I went back to sleep and just got up now. I didn’t want to but I had to pee. It was either use the bathroom or my bed so I chose the bathroom. I’m not doing much today. I just don’t care. I am in a rotten mood. My mother made cake last night and wrecked it so she is making another one. I had a few slices so that cheered me up some. I told her not to throw it away. She said she knows I will eat it. HEHEHE I love cake, especially yellow cake. That is what she is making for my birthday.
I am supposed to get my other protein shakes today but they haven’t been delivered yet. I can’t wait to try it. I hope it tastes good. I put off the diet for another week because I am craving ribs and want them before I diet. I also got a chicken recipe I want to try. It’s called “No Peek Chicken”. I don’t know why it’s called that. Probably because you don’t look at it while it’s cooking. It’s just a chicken and rice recipe. I hope it comes out good. I usually don’t have luck when it comes to making rice.

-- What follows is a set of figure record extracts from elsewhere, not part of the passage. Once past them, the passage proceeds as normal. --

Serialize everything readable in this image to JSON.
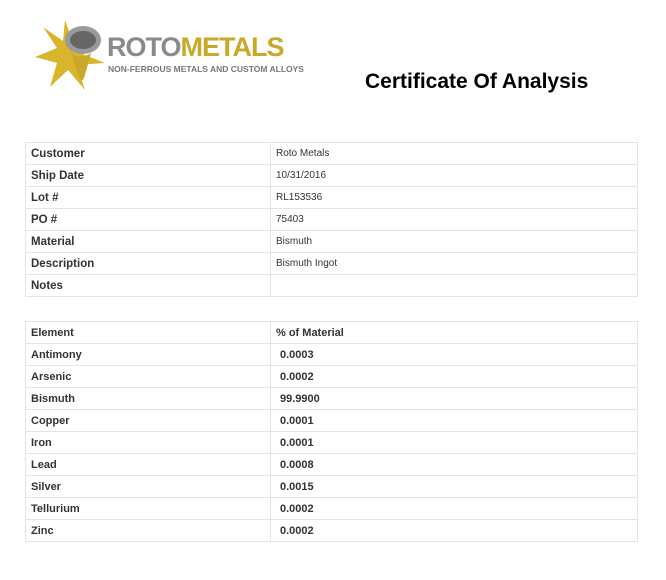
{
  "logo": {
    "brand_part1": "ROTO",
    "brand_part2": "METALS",
    "tagline": "NON-FERROUS METALS AND CUSTOM ALLOYS",
    "colors": {
      "gold": "#c9a92a",
      "gray": "#8a8a8a"
    }
  },
  "title": "Certificate Of Analysis",
  "info": [
    {
      "label": "Customer",
      "value": "Roto Metals"
    },
    {
      "label": "Ship Date",
      "value": "10/31/2016"
    },
    {
      "label": "Lot #",
      "value": "RL153536"
    },
    {
      "label": "PO #",
      "value": "75403"
    },
    {
      "label": "Material",
      "value": "Bismuth"
    },
    {
      "label": "Description",
      "value": "Bismuth Ingot"
    },
    {
      "label": "Notes",
      "value": ""
    }
  ],
  "analysis": {
    "headers": [
      "Element",
      "% of Material"
    ],
    "rows": [
      {
        "element": "Antimony",
        "pct": "0.0003"
      },
      {
        "element": "Arsenic",
        "pct": "0.0002"
      },
      {
        "element": "Bismuth",
        "pct": "99.9900"
      },
      {
        "element": "Copper",
        "pct": "0.0001"
      },
      {
        "element": "Iron",
        "pct": "0.0001"
      },
      {
        "element": "Lead",
        "pct": "0.0008"
      },
      {
        "element": "Silver",
        "pct": "0.0015"
      },
      {
        "element": "Tellurium",
        "pct": "0.0002"
      },
      {
        "element": "Zinc",
        "pct": "0.0002"
      }
    ]
  }
}
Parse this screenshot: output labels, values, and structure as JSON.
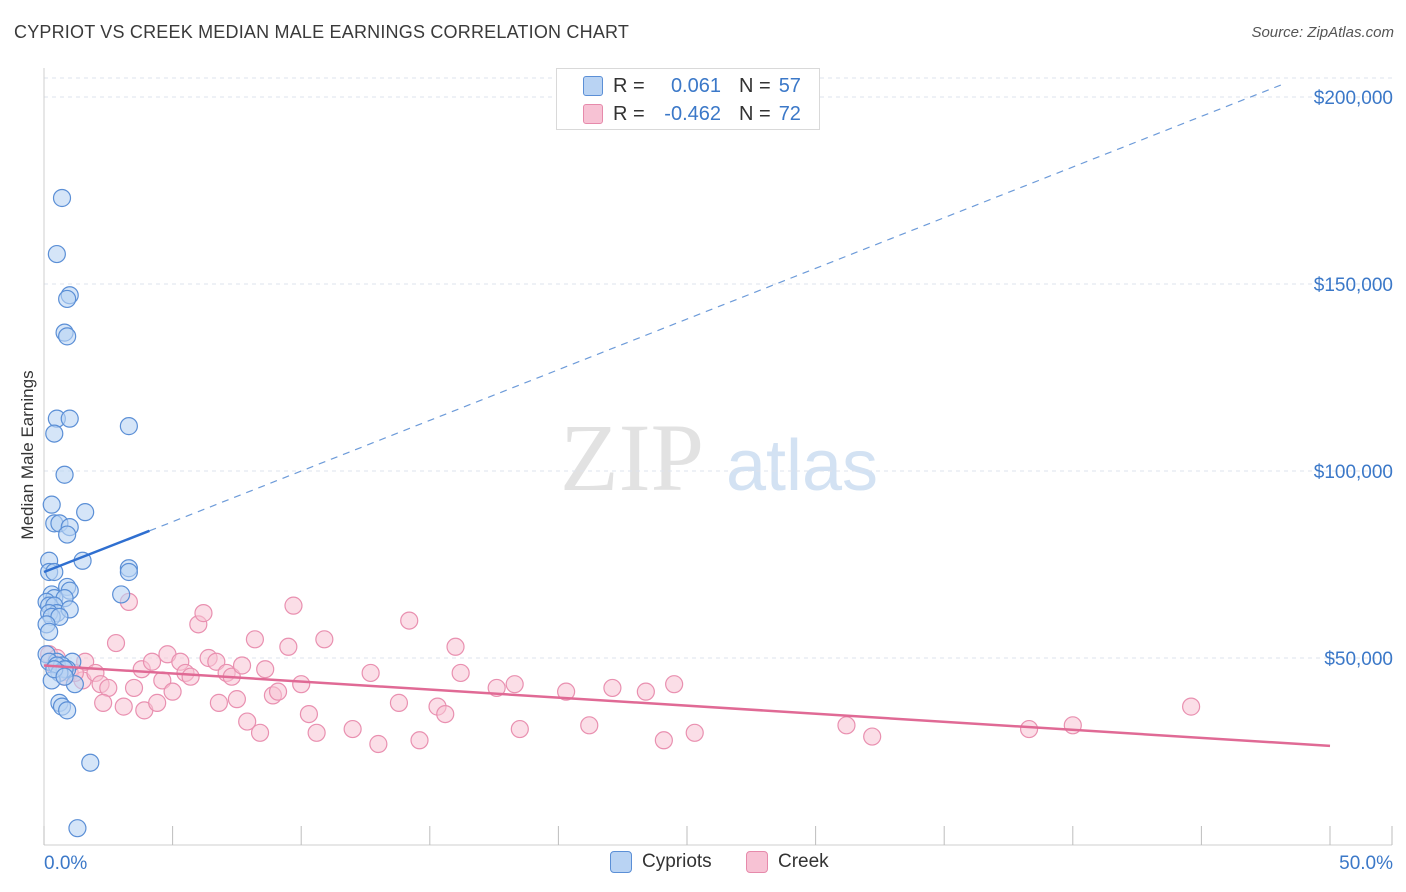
{
  "title": "CYPRIOT VS CREEK MEDIAN MALE EARNINGS CORRELATION CHART",
  "source": "Source: ZipAtlas.com",
  "watermark": {
    "zip": "ZIP",
    "atlas": "atlas"
  },
  "colors": {
    "blue": "#3b78c8",
    "blue_fill": "#b9d3f3",
    "blue_line": "#2f6fd0",
    "pink": "#e06a95",
    "pink_fill": "#f7c2d4",
    "grid": "#dde3ec",
    "axis_text": "#3b78c8"
  },
  "legend": {
    "rows": [
      {
        "r_label": "R =",
        "r_value": "0.061",
        "n_label": "N =",
        "n_value": "57"
      },
      {
        "r_label": "R =",
        "r_value": "-0.462",
        "n_label": "N =",
        "n_value": "72"
      }
    ]
  },
  "bottom_legend": {
    "series1": "Cypriots",
    "series2": "Creek"
  },
  "chart_data": {
    "type": "scatter",
    "title": "CYPRIOT VS CREEK MEDIAN MALE EARNINGS CORRELATION CHART",
    "xlabel": "",
    "ylabel": "Median Male Earnings",
    "xlim": [
      0,
      50
    ],
    "ylim": [
      0,
      200000
    ],
    "x_tick_labels": [
      "0.0%",
      "50.0%"
    ],
    "y_tick_values": [
      50000,
      100000,
      150000,
      200000
    ],
    "y_tick_labels": [
      "$50,000",
      "$100,000",
      "$150,000",
      "$200,000"
    ],
    "series": [
      {
        "name": "Cypriots",
        "r": 0.061,
        "n": 57,
        "trend": {
          "x": [
            0,
            4.1
          ],
          "y": [
            73000,
            84000
          ],
          "dashed_extension_to": [
            48.2,
            203500
          ]
        },
        "points": [
          [
            0.7,
            173000
          ],
          [
            0.5,
            158000
          ],
          [
            1.0,
            147000
          ],
          [
            0.9,
            146000
          ],
          [
            0.8,
            137000
          ],
          [
            0.9,
            136000
          ],
          [
            0.5,
            114000
          ],
          [
            1.0,
            114000
          ],
          [
            3.3,
            112000
          ],
          [
            0.4,
            110000
          ],
          [
            0.8,
            99000
          ],
          [
            0.3,
            91000
          ],
          [
            1.6,
            89000
          ],
          [
            0.4,
            86000
          ],
          [
            0.6,
            86000
          ],
          [
            1.0,
            85000
          ],
          [
            0.9,
            83000
          ],
          [
            1.5,
            76000
          ],
          [
            0.2,
            76000
          ],
          [
            0.2,
            73000
          ],
          [
            0.4,
            73000
          ],
          [
            3.3,
            74000
          ],
          [
            3.3,
            73000
          ],
          [
            0.9,
            69000
          ],
          [
            1.0,
            68000
          ],
          [
            3.0,
            67000
          ],
          [
            0.3,
            67000
          ],
          [
            0.4,
            66000
          ],
          [
            0.8,
            66000
          ],
          [
            0.1,
            65000
          ],
          [
            0.2,
            64000
          ],
          [
            0.4,
            64000
          ],
          [
            0.5,
            62000
          ],
          [
            0.2,
            62000
          ],
          [
            1.0,
            63000
          ],
          [
            0.3,
            61000
          ],
          [
            0.6,
            61000
          ],
          [
            0.1,
            59000
          ],
          [
            0.2,
            57000
          ],
          [
            0.1,
            51000
          ],
          [
            1.1,
            49000
          ],
          [
            0.5,
            49000
          ],
          [
            0.2,
            49000
          ],
          [
            0.7,
            48000
          ],
          [
            0.5,
            48000
          ],
          [
            0.9,
            47000
          ],
          [
            0.8,
            47000
          ],
          [
            0.6,
            46000
          ],
          [
            0.3,
            44000
          ],
          [
            1.2,
            43000
          ],
          [
            0.6,
            38000
          ],
          [
            0.7,
            37000
          ],
          [
            0.9,
            36000
          ],
          [
            1.8,
            22000
          ],
          [
            1.3,
            4500
          ],
          [
            0.4,
            47000
          ],
          [
            0.8,
            45000
          ]
        ]
      },
      {
        "name": "Creek",
        "r": -0.462,
        "n": 72,
        "trend": {
          "x": [
            0,
            50
          ],
          "y": [
            48000,
            26500
          ]
        },
        "points": [
          [
            0.2,
            51000
          ],
          [
            0.5,
            50000
          ],
          [
            0.4,
            48000
          ],
          [
            1.0,
            46000
          ],
          [
            0.8,
            45000
          ],
          [
            1.5,
            44000
          ],
          [
            1.6,
            49000
          ],
          [
            2.0,
            46000
          ],
          [
            2.2,
            43000
          ],
          [
            2.5,
            42000
          ],
          [
            2.3,
            38000
          ],
          [
            2.8,
            54000
          ],
          [
            3.1,
            37000
          ],
          [
            3.3,
            65000
          ],
          [
            3.5,
            42000
          ],
          [
            3.8,
            47000
          ],
          [
            3.9,
            36000
          ],
          [
            4.2,
            49000
          ],
          [
            4.4,
            38000
          ],
          [
            4.6,
            44000
          ],
          [
            4.8,
            51000
          ],
          [
            5.0,
            41000
          ],
          [
            5.3,
            49000
          ],
          [
            5.5,
            46000
          ],
          [
            5.7,
            45000
          ],
          [
            6.0,
            59000
          ],
          [
            6.2,
            62000
          ],
          [
            6.4,
            50000
          ],
          [
            6.7,
            49000
          ],
          [
            6.8,
            38000
          ],
          [
            7.1,
            46000
          ],
          [
            7.3,
            45000
          ],
          [
            7.5,
            39000
          ],
          [
            7.7,
            48000
          ],
          [
            7.9,
            33000
          ],
          [
            8.2,
            55000
          ],
          [
            8.4,
            30000
          ],
          [
            8.6,
            47000
          ],
          [
            8.9,
            40000
          ],
          [
            9.1,
            41000
          ],
          [
            9.5,
            53000
          ],
          [
            9.7,
            64000
          ],
          [
            10.0,
            43000
          ],
          [
            10.3,
            35000
          ],
          [
            10.6,
            30000
          ],
          [
            10.9,
            55000
          ],
          [
            12.0,
            31000
          ],
          [
            12.7,
            46000
          ],
          [
            13.0,
            27000
          ],
          [
            13.8,
            38000
          ],
          [
            14.2,
            60000
          ],
          [
            14.6,
            28000
          ],
          [
            15.3,
            37000
          ],
          [
            15.6,
            35000
          ],
          [
            16.0,
            53000
          ],
          [
            16.2,
            46000
          ],
          [
            17.6,
            42000
          ],
          [
            18.3,
            43000
          ],
          [
            18.5,
            31000
          ],
          [
            20.3,
            41000
          ],
          [
            21.2,
            32000
          ],
          [
            22.1,
            42000
          ],
          [
            23.4,
            41000
          ],
          [
            24.1,
            28000
          ],
          [
            24.5,
            43000
          ],
          [
            25.3,
            30000
          ],
          [
            31.2,
            32000
          ],
          [
            32.2,
            29000
          ],
          [
            38.3,
            31000
          ],
          [
            40.0,
            32000
          ],
          [
            44.6,
            37000
          ],
          [
            1.2,
            46000
          ]
        ]
      }
    ]
  }
}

My mother made my favorite for supper, mac and cheese. I really wanted it. She said she was going to make Pasta Roni so I am glad she didn’t. It cheered me up some. Then she asked if I could vacuum the living and dining room. I told her I would do it tomorrow morning. I am in too much pain right now, even though I took my pain meds.
I got a Christmas card from a dear friend of mine today. That also cheered me up some because she always gets the right card to say what I mean to her. Years ago, there used to be a card company called Blue Mountain that had sentimental cards. I always picked one that was just right. They no longer sell it in drug stores. I think it’s just at Hallmark stores, which are one in a few around here. I haven’t been to a mall in years. I don’t like shopping much and what I need, I can get online. I found it funny that Walgreens sent me a special for my birthday. I had to spend at least $1 to get 50 points for their rewards program. Forget it. I do miss shopping at Target though.
Even though I slept most of the day, I am really tired. I think being in pain just wears you out. I wanted to go to Starbucks today but never found the energy to go. Another friend of mine who I told about the socks bothering me, was asking what kind of sock I wear. They have been the same kind of socks for the past several months. It’s only just recently that taking them off is bothering me. And it’s sometimes, not all the time. I will answer her email later. We write nearly every other day or every few days. She lives south of Boston and we have seen each other a few times via the commuter rail. She has since moved to another area so I am not sure we will be seeing each other as she isn’t close to the rail line anymore. She is a good friend.
It’s been a whole week that I haven’t had therapy. Next week my therapist is on vacation. So is my psychiatrist. I can email my psych if I need to. I won’t be having any contact with my therapist, not for the next two weeks anyways. It is strange not having anyone to talk to in that capacity after all this time. It’s the longest break we have had in some time.